Esta Europa lenta, terriblemente lenta,
envejecida aceleradamente como consecuencia de los bajos índices de natalidad y
una longevidad creciente, dominada por nacionalismos ciegos y primarios,
incapaz de levantar la cabeza hacia el futuro, no tiene otro remedio que
reaccionar con grandeza, sin reservas ni miedos, y prepararse no solamente para
acoger, sino para integrar este proceso migratorio de Siria (el de Afganistán
ya está también en marcha), y en general el de un mundo africano que ha sufrido
la ignorancia y el abuso europeos durante muchos siglos.

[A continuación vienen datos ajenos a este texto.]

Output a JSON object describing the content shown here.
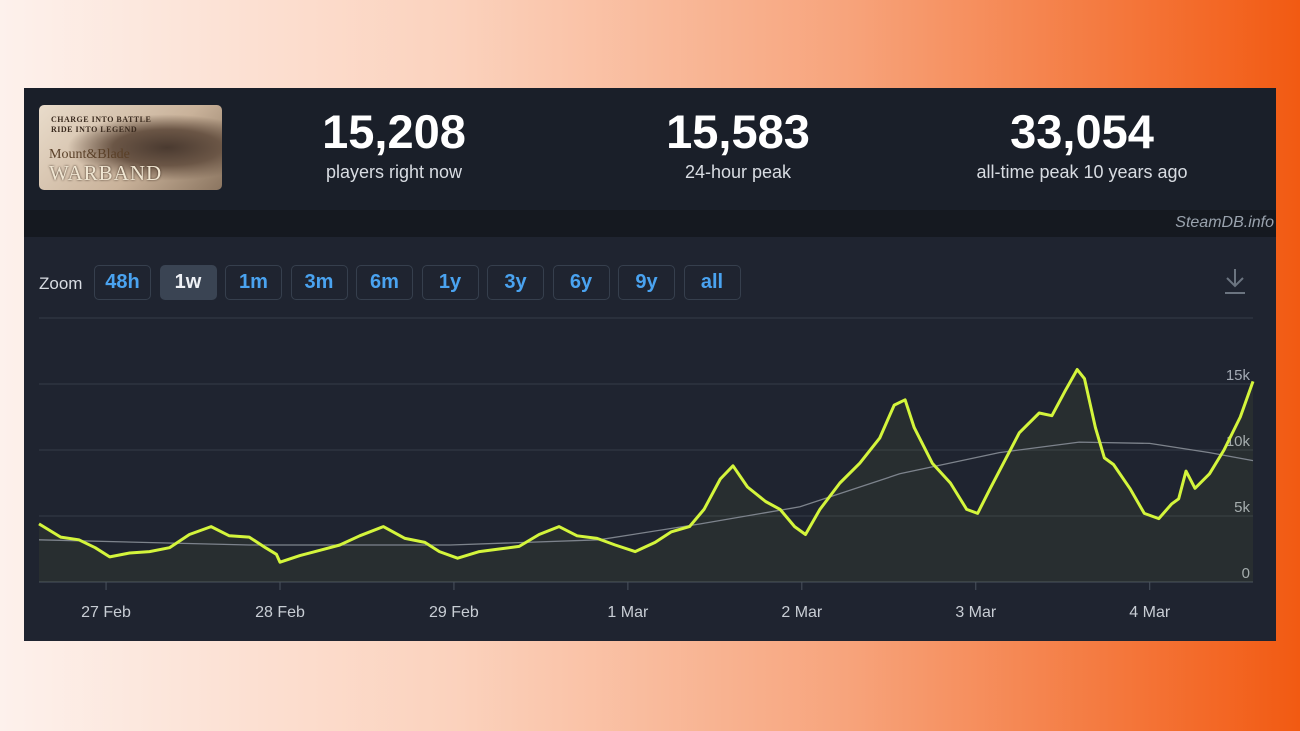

Angela Merkel merece un especial
reconocimiento. Ha dado un ejemplo de grandeza pública. Ha sabido estar a la
altura de los tiempos afrontando riesgos que pueden debilitar su posición
política y reacciones xenófobas y racistas verdaderamente necias y vergonzantes
para la dignidad europea. Merece un reconocimiento especial porque su actitud
ha forzado a otros países europeos –incluyendo España– a reaccionar con más
solidaridad y mejorar la pobre imagen que estábamos dando.
Podemos aceptar el argumento de que
tiene que existir algún límite al número de emigrantes que Europa puede asumir
sin daños graves a la estabilidad social. Pero las cifras de las que estamos
hablando en estos momentos son perfectamente asumibles si se establece una
mínima estrategia común tanto de acogida como de integración. Lo que tenemos
que aceptar es que Europa –lo queramos o no, nos guste más o menos– va a ser
una zona geográfica de emigración intensa. En otros temas quizá se pueda seguir
esperando, en este no. Si pretendemos defender nuestra civilización y nuestros
valores morales, Europa debe tener una sola voz, una sola política y unas
reglas comunes. En otro caso avanzaremos con decisión hacia un caos perfecto,
incluyendo fenómenos de radicalización política y social extremadamente
peligrosos. Es un riesgo que se está haciendo visible cada día que pasa.
Las imágenes que vemos todos los días
de este éxodo no pueden convertirse en una rutina que nos acabe aislando y
anestesiando frente a una realidad tan dramática. Estas gentes maravillosas no
pueden caminar solas. Tenemos que estar a su lado. Son lo que en su día fuimos
nosotros. Somos, de hecho, nosotros mismos.